The one area he says the business has “punched under its weight” in is being an outsourced investment management solution for advisers.
He says a spate of recent business development hires have been brought on board specifically to grow the company in this area of the market and more hires are imminent.
Not new to the industry
Woodhouse’s arrival at Tilney as chief executive in 2017 came after a career at UK motoring and financial services group the RAC. Previously, he held roles at retailers Debenhams and Homebase.
He says the experience of running a retailer is different to running a regulated business. The RAC is essentially both, as it is regulated by the Financial Conduct Authority just as Tilney is, but also is a retail product.
Woodhouse says the main difference is that at Homebase the focus was on selling products, whereas a regulated business is focused on providing advice.
He adds that he began his career as a chartered accountant and worked in the City and on Wall Street, so the industry is not new to him.
The common thread that links the various roles of Woodhouse’s recent career is working for private equity owners.
Such businesses typically have a fixed idea of how they will exit the companies they acquire, and when. Beyond saying the exit will likely be via a stock market float or a sale to another private equity business, Woodhouse says he does not believe it matters much to himself or his colleagues in the senior management team which form of exit is chosen.
He says: “For me, the owners are just like how non-executive directors would be at a publicly listed company. In fact, that is how the private equity owners interact with us at Tilney.
"They have two non-executive director seats on the board. And they, as part of the board, approve the strategy and the budget. Of course it is the case that many private equity firms know exactly how they would like to exit and when, but I think that is much less the case when it is a company as big as Tilney.
"And the strategy we are pursuing is certainly not linked to timing. In all businesses you have to prepare a five to 10-year plan, and whenever the current owners exit, the new owners would want to see the plan – they are not going to throw everything away.”

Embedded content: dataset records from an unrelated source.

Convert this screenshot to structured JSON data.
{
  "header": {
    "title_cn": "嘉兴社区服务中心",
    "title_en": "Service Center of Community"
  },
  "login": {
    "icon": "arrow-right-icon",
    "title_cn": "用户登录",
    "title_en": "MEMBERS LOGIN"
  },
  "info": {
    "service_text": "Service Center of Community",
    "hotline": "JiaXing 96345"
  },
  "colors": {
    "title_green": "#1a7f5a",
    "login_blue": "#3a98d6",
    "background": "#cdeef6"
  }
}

He is also mindful of the risk of over-paying for advice businesses, saying he has noticed, across the 12 completed deals, an “incline” in the price paid.
Woodhouse says one can track this by looking at the share price movements of listed wealth management first, such as Rathbones. He says the sellers of advice businesses tend to apply the multiples at which the listed businesses trade to the advice companies they are selling.
He says in such a market it requires “discipline” to not overpay for an acquisition.
Tilney, in common with many other financial services businesses, faces the threat of disruption to its business model from robo-advisers and also from the rise of equity trading platforms such as Robinhood.
Woodhouse is coy about what the relaunched version of the Bestinvest platform could look like, but implies he sees it as part of his company's solution to the issue of reaching younger investors.
He says Bestinvest must not be “just an execution-only investment service. It has to be part of our purpose to bring advice to more people – Bestinvest is about educating and coaching. And we think that as people’s affairs get more complex, they may move from Bestinvest into some of the other services we offer, though of course many will continue as Bestinvest clients.”